Thursday, January 29, 2009

Birding Belize, part I

Having solidly hit the mid-winter blahs I've decided to take up a tried-and-true trick of bloggers everywhere and go with the trip-report-from-a-long-time-ago.

Ginger and I decided to go to Belize in early April of 2005, figuring if we were going to take a trip to the tropics in the near future, we'd best do it without small children (or a pregnancy). I used the Moon guide, a general Belize guidebook and bird trip reports off the internet.  A compass was quite helpful because what roads there are aren't signed all that well.

For a first neo-tropics (or trip away from the U.S./Canada) this was a way to ease into it; English is the major language and the American dollar is accepted at a 2:1 ratio to the Belizean dollar (pay for something in U.S. dollars and you'd get the same amount back in Belize dollars).

We landed in Belize City, on the coast, in the late afternoon and drove inland to Belmopan.  As we drove out of the airport a bat falcon ripped by and I nearly got us rear-ended in the first 5 minutes but just stopping and not pulling over.

The lowlands still held some flooding (this was towards the end of the dry season) and we stopped at some of the puddles.

A jabiru stork flew over the road, a massive bird:

Snail kites batted about the marshlands.  Blue-winged teal skittered out of their way.  This is a first year bird:

We circled one back for one puddle when a yellow spot caught my eye.  Sure enough it was the frontal shield of a jacana.

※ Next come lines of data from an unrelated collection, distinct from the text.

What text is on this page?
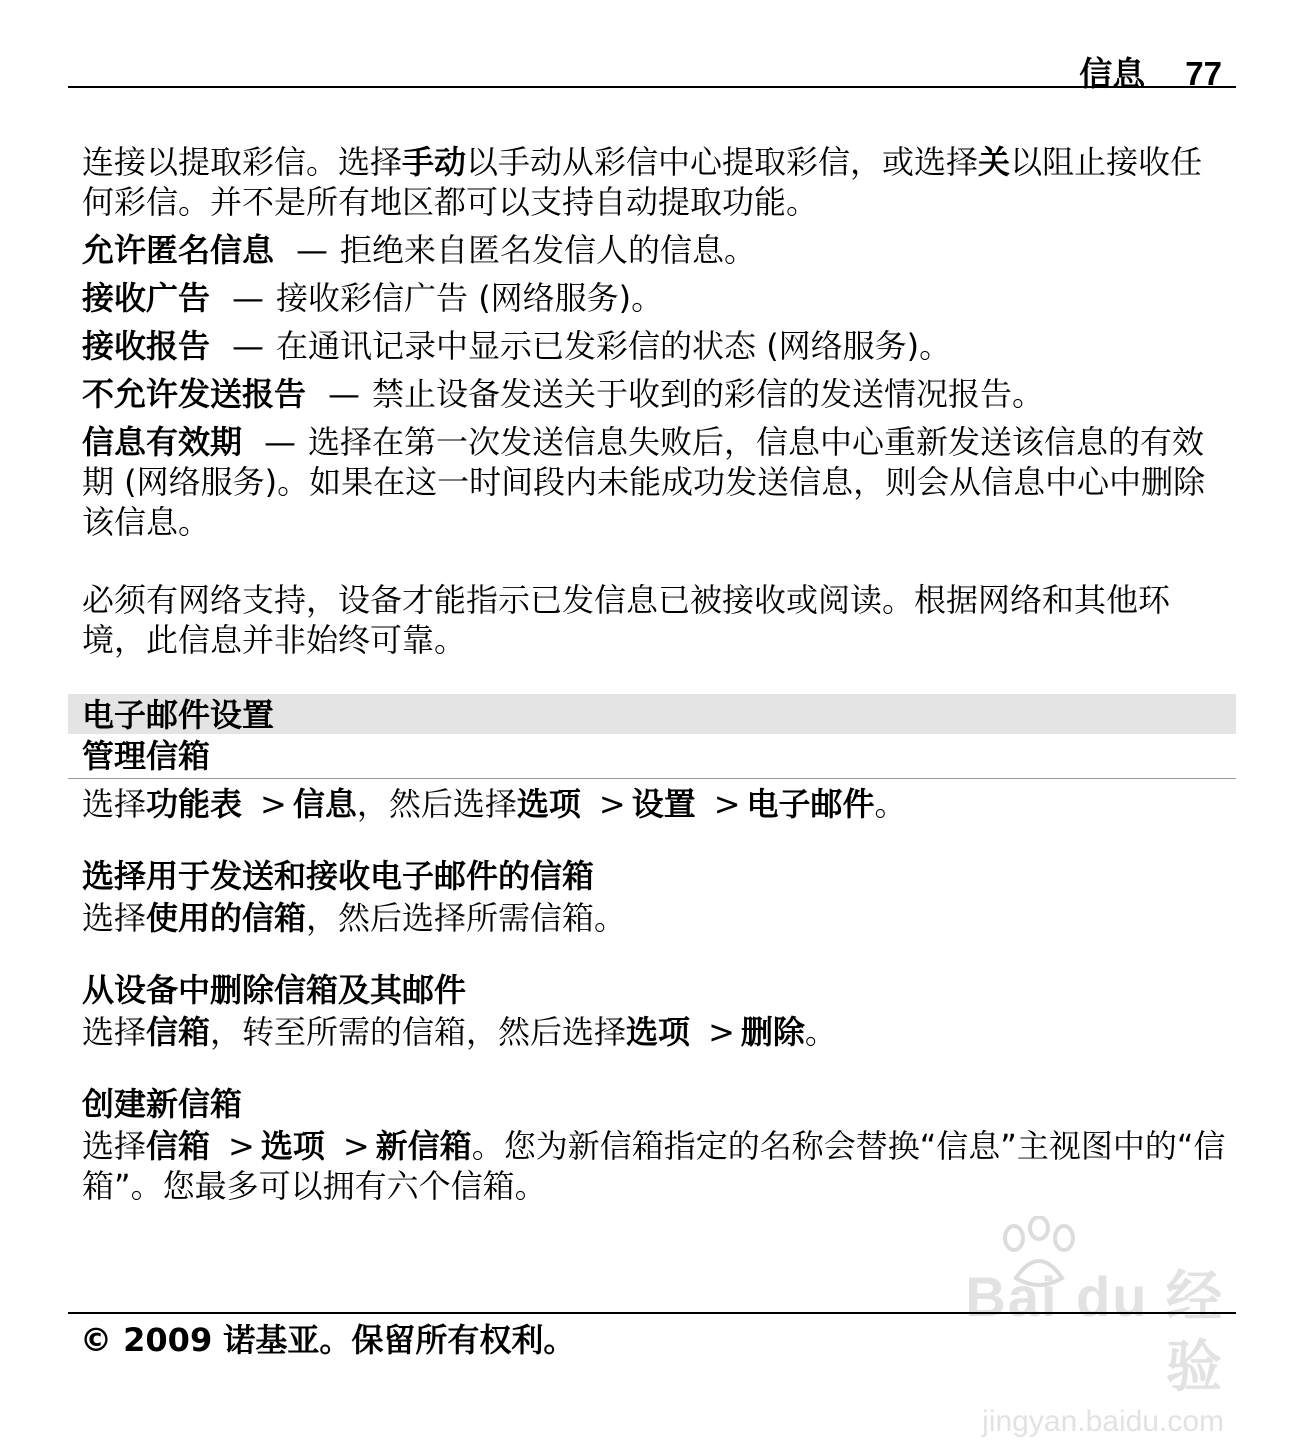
信息 77

连接以提取彩信。选择手动以手动从彩信中心提取彩信，或选择关以阻止接收任何彩信。并不是所有地区都可以支持自动提取功能。

允许匿名信息 — 拒绝来自匿名发信人的信息。

接收广告 — 接收彩信广告 (网络服务)。

接收报告 — 在通讯记录中显示已发彩信的状态 (网络服务)。

不允许发送报告 — 禁止设备发送关于收到的彩信的发送情况报告。

信息有效期 — 选择在第一次发送信息失败后，信息中心重新发送该信息的有效期 (网络服务)。如果在这一时间段内未能成功发送信息，则会从信息中心中删除该信息。

必须有网络支持，设备才能指示已发信息已被接收或阅读。根据网络和其他环境，此信息并非始终可靠。

电子邮件设置
管理信箱

选择功能表 > 信息，然后选择选项 > 设置 > 电子邮件。

选择用于发送和接收电子邮件的信箱

选择使用的信箱，然后选择所需信箱。

从设备中删除信箱及其邮件

选择信箱，转至所需的信箱，然后选择选项 > 删除。

创建新信箱

选择信箱 > 选项 > 新信箱。您为新信箱指定的名称会替换“信息”主视图中的“信箱”。您最多可以拥有六个信箱。

Bai du 经验
jingyan.baidu.com
© 2009 诺基亚。保留所有权利。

Darkness was falling as we started reaching the lowland thickets and early jungle.  We saw a couple of roadside hawks, a small buteo that seemed very much in the broad-winged class:
After driving past a lot of rudely constructed plywood-type houses (often complete with some very scrawny cattle in the front yards, but the blue glow of televisions from inside) along the 2 lane "highway," we arrived in Belmopan, a small, but more modern town.  We stayed the night at the Bullfrog Inn, a western-style motel that had a swarm of minute ants on one corner of the coverlet (we chucked that into the corner).